Nur die Zitronenbäume verbreiteten weiterhin einen Hauch der unvergleichbar duftigen Stimmung, die sonst im Frühling auf dem gerade vier Quadratkilometer großen Flecken Vulkanerde in einer der schönsten Küstenbuchten des Tyrrhenischen Meeres herrscht. Procida ist Teil des Archipels der Phlegräischen Inseln, die auch Ischia und die winzigen Eilande Castello Aragonese, Vivara und Nisida umfassen und allesamt vulkanischen Ursprungs sind.
Seit drei Jahren kann die Prozession wieder regulär ablaufen. Die Feierlichkeiten beginnen stets schon in der Nacht von Gründonnerstag auf Karfreitag. Die meist jungen procidanischen Künstler, die die „misteri“ in den zurückliegenden Wochen und Monaten gezimmert oder restauriert haben, bringen sich am Westhang der Terra Murata in Stellung. Dort, auf der höchsten Erhebung der Insel, die eine Festung und eine Kirche krönen, legen sie letzte Hand an die Schmuckstücke und verzieren sie mit Nektar und Ambrosia.
Kilometerlanger Trauerzug
Die hölzernen Transportgestelle, unter deren Last sie sich den ganzen Vormittag lang zu ducken haben werden, sind bis zu 15 Meter lang, bis zu fünf Meter hoch und mit bis zu zehn Statuen besetzt. Kurz nach sieben Uhr setzen sie sich in Bewegung. Rund vier Stunden schiebt sich der Umzug mit zahllosen Unterbrechungen und Ruhepausen durch die Gassen der östlichen Inselhälfte. Geistliche und Politiker schreiten nebeneinander her. Ohne Abschlusszeremonie verliert sich der kilometerlange Trauerzug dann bei der Chiesa di Santa Maria della Pietà an der Marina Grande.
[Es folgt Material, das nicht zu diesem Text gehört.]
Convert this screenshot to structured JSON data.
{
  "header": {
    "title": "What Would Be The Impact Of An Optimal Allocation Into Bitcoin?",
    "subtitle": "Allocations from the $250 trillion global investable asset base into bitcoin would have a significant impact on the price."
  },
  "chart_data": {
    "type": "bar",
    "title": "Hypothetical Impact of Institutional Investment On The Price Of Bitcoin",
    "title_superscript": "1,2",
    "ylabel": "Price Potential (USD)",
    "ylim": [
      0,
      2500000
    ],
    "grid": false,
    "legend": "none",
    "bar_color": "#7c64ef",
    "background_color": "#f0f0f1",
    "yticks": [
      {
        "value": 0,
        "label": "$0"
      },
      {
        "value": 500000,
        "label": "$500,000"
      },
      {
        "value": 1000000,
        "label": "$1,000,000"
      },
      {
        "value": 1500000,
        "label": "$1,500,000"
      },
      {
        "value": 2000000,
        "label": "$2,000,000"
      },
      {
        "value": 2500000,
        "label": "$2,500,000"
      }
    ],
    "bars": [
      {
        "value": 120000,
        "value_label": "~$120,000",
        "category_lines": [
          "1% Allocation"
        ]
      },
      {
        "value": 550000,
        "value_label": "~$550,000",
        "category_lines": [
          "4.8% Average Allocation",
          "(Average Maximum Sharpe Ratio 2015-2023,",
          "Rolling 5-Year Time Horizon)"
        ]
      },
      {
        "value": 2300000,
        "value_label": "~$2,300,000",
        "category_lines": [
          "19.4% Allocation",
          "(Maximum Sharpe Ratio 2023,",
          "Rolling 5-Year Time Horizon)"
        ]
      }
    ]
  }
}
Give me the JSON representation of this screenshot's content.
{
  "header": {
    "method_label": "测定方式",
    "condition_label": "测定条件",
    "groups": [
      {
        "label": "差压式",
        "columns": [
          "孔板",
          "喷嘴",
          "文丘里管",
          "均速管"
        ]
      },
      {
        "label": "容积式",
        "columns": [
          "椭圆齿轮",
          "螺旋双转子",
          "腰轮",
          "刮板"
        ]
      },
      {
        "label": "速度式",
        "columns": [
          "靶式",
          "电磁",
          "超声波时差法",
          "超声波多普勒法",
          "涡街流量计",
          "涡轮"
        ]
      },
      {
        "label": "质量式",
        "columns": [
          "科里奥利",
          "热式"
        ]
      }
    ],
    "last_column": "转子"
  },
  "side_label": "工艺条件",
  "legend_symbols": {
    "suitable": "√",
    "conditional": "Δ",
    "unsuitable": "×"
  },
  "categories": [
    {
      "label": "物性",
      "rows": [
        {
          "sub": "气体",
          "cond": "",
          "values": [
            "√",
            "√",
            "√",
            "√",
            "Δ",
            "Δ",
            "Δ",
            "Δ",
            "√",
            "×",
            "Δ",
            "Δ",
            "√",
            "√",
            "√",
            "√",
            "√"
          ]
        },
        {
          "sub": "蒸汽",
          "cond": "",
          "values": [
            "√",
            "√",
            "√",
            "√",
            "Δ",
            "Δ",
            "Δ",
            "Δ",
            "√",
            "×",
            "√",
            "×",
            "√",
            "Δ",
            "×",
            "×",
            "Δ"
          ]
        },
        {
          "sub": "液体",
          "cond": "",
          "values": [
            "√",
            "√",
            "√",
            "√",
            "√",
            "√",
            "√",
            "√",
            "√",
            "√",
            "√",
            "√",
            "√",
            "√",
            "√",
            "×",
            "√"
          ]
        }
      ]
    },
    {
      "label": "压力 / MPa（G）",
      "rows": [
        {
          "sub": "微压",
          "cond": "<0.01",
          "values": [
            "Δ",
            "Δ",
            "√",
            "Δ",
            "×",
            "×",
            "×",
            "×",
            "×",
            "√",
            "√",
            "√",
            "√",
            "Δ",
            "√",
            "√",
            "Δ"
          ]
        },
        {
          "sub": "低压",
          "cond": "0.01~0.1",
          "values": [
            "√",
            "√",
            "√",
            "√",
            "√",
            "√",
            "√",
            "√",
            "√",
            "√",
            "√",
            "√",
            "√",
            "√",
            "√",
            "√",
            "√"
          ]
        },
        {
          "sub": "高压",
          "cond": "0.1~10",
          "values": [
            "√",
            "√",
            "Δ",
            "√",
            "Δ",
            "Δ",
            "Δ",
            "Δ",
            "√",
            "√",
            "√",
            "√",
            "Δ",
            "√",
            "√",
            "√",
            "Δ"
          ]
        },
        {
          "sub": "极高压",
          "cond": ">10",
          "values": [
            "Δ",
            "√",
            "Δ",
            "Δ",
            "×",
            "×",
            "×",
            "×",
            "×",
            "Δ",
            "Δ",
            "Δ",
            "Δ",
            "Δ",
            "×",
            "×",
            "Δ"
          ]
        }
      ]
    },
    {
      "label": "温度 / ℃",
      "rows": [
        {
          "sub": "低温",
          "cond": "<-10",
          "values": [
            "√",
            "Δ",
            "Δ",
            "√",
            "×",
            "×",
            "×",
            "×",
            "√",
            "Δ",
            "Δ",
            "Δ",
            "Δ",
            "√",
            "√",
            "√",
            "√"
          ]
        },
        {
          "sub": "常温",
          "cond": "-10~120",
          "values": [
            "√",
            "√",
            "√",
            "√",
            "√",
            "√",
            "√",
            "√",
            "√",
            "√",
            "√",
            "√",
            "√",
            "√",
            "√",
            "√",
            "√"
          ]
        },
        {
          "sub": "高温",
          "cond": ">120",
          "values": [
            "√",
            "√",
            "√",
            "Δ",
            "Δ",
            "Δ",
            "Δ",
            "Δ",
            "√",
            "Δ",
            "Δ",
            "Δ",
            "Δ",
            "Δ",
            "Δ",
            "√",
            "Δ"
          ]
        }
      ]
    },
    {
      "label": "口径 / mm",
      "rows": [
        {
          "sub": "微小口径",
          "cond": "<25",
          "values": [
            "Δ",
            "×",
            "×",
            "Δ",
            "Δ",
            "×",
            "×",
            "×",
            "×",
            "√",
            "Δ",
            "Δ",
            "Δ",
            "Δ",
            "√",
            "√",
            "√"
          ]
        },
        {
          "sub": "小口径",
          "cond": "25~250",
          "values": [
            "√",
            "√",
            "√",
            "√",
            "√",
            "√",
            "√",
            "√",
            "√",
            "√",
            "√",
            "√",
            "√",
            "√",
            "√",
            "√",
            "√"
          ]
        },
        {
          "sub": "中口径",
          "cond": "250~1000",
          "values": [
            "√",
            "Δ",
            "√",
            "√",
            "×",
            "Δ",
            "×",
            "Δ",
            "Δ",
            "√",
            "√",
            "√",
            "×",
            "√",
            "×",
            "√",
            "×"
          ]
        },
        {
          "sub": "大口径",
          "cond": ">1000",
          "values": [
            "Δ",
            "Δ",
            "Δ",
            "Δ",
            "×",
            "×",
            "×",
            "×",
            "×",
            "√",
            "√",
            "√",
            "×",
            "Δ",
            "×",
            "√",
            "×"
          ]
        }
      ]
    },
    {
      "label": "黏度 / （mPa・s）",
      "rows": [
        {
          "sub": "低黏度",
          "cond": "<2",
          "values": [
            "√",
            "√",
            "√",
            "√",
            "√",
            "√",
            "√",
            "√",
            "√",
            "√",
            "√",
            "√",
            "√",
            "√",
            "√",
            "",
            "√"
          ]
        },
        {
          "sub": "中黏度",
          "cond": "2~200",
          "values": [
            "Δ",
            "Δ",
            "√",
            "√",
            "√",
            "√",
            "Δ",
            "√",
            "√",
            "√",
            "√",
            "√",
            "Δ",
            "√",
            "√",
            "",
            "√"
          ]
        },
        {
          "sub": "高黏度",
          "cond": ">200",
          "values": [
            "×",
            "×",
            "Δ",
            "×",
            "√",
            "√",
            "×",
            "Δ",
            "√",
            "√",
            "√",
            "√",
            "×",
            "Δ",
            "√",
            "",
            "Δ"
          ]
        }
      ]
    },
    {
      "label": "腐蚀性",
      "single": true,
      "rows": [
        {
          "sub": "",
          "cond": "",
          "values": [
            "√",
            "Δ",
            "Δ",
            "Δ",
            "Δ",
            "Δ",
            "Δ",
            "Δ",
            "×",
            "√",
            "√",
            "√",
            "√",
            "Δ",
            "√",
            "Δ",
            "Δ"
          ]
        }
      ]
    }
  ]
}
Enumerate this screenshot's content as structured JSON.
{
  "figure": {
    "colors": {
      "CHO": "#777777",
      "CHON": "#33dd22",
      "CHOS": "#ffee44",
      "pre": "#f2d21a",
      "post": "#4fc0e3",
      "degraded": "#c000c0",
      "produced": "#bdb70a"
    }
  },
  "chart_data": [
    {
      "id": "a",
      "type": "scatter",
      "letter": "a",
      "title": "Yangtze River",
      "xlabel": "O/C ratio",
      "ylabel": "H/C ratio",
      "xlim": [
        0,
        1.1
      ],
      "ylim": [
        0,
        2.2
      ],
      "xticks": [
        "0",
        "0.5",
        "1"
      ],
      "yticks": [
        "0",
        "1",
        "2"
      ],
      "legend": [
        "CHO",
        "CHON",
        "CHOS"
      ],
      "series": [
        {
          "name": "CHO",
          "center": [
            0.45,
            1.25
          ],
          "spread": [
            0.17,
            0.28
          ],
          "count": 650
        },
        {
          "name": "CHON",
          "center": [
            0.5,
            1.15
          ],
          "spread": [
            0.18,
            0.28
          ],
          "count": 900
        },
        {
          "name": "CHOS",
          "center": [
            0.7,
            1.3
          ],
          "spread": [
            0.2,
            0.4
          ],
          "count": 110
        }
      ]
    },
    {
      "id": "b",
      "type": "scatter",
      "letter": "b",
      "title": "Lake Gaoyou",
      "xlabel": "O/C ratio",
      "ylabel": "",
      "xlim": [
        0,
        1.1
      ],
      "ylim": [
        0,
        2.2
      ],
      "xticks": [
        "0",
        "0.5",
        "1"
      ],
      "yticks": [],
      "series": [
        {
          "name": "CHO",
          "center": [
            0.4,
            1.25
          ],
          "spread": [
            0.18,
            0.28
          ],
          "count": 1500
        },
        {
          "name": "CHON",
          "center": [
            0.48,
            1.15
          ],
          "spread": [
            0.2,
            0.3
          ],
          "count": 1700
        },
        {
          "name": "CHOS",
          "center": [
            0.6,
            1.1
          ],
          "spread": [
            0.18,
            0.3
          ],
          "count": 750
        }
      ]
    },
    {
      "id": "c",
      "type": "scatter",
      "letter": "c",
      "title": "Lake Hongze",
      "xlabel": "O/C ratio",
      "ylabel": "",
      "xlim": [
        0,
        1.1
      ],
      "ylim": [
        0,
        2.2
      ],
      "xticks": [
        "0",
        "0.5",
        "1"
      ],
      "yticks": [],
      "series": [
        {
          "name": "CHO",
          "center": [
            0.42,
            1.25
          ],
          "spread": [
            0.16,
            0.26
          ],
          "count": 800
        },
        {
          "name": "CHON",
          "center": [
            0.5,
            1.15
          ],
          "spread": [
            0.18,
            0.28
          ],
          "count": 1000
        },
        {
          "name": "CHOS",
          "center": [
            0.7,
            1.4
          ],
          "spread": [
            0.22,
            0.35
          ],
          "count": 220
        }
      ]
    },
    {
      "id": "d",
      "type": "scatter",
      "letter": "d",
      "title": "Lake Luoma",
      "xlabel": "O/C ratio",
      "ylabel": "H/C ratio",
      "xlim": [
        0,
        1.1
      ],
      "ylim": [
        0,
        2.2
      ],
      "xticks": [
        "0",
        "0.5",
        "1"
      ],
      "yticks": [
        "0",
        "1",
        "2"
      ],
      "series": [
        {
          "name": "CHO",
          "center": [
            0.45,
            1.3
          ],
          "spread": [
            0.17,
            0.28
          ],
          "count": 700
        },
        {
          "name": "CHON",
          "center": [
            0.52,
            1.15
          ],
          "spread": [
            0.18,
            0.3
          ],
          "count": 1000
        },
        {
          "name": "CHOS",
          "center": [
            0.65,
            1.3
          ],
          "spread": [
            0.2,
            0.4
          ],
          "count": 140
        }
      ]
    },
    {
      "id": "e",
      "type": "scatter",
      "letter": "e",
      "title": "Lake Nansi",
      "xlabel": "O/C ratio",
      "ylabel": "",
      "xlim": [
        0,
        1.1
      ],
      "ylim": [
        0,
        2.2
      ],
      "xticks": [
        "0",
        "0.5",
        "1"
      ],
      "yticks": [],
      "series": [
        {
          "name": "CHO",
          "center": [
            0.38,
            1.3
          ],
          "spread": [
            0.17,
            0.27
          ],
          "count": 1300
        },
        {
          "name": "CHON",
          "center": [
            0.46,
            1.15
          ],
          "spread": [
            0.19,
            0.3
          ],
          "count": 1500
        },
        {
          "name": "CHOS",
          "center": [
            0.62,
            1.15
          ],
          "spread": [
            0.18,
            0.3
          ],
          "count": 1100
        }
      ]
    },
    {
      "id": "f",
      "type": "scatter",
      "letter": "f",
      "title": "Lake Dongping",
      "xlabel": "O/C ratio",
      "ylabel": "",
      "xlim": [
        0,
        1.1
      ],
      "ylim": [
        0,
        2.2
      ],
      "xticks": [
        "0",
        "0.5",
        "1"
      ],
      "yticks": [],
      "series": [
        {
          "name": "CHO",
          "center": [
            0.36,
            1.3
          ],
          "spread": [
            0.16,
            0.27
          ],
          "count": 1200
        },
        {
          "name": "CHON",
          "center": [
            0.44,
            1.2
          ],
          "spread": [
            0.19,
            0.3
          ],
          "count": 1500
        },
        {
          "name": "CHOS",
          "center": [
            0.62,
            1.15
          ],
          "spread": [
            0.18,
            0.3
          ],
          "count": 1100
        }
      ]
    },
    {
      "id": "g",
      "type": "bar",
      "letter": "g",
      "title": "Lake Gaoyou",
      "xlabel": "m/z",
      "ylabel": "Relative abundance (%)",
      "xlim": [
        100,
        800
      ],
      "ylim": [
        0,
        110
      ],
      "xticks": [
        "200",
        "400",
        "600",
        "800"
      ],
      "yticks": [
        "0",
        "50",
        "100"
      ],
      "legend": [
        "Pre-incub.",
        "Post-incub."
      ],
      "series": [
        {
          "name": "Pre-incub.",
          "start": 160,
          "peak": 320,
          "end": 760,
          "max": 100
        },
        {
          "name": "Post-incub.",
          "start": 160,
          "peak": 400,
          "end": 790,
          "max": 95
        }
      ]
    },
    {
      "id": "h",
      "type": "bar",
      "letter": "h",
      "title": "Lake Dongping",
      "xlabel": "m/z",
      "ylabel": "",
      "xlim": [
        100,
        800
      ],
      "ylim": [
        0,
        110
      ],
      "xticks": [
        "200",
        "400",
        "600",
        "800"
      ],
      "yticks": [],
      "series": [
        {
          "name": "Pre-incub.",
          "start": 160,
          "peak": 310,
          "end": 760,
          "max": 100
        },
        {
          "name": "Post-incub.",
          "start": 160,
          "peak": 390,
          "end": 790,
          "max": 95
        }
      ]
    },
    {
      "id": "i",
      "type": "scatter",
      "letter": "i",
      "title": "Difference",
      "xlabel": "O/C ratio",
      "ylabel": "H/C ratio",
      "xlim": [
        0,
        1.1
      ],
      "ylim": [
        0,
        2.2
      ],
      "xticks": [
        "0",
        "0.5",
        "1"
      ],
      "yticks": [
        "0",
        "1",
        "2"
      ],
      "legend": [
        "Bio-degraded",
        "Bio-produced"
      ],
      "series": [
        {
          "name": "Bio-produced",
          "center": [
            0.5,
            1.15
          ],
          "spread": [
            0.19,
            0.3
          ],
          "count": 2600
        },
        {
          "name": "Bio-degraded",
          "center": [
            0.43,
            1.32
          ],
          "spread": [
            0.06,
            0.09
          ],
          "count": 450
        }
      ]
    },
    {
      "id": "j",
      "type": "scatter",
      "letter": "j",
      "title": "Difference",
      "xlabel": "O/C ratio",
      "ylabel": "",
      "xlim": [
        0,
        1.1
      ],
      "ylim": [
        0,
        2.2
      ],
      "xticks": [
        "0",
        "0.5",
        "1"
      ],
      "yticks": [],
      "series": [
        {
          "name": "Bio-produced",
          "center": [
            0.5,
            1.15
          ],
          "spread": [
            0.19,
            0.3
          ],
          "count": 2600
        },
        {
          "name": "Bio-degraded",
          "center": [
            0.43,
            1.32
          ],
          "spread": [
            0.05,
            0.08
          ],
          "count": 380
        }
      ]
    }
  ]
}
40 bis 60 „misteri“ werden geschultert oder mit Hilfe von um den Oberkörper geschlungenen Seilen angehoben und geschleppt. Träger mit langjähriger Erfahrung geben den Ton an. Jedes Mal, wenn es wieder weitergehen soll, rufen sie: „Uno, due, tre – alto.“ Das Gewicht der „misteri“ ist enorm. Jeweils zehn bis 15 Mann schinden sich unter der Last einer Plattform. Alle gehören der „Congrega dei Turchini“ an, einer im 15. Jahrhundert gegründeten Laienorganisation, und sind in weiße Gewänder und hellblaue Kapuzen gehüllt.
Dazwischen reihen sich Einzelgänger mit Fahnen und Stelen und viele junge Väter ein – die Mütter warten am Straßenrand. Die jungen Männer tragen den in schwarze Kutten gehüllten Nachwuchs auf den Armen. Die Kinder selbst nehmen die Veranstaltung gelassen: Die einen blinzeln und lächeln die am Straßenrand ausharrenden Zuschauer an, andere legen den Kopf an den Hals des Vaters und schlafen tief und fest.
Am Ende folgen drei große Kreuze, die nur von Muskelmännern gestemmt und getragen werden können, danach die in Schwarz gehüllte Figur der trauernden Madonna und schließlich eine Skulptur des liegenden, aus der Brust blutenden und von einem dunklen Schleier bedeckten toten Gottessohns. Das sonst in einer Seitenkapelle der Chiesa di Terra Murata frei zugängliche spätbarocke Kunstwerk ist landesweit bekannt. Geschaffen hat es im 18. Jahrhundert Carmine Lantriceni.
Fanfare und Trauerlied
Den unüberhörbaren Abschluss der Prozession bildet traditionell eine Kapelle mit etwa 40 überwiegend jungen procidanischen Musikern und ihrem langjährigen Dirigenten, dem Saxofonisten Francesco Trio. Das Ensemble hat sieben Stücke im Repertoire – von der 50 Sekunden kurzen Fanfare mit Trompete und Trommel bis zur fast zehn Minuten langen hochemotionalen Kadenz „Ultimo giorno“. Das Trauerlied „Una lagrima sulla tomba di mia madre“ drückt vielen Zuhörern eine Träne aus den Augen.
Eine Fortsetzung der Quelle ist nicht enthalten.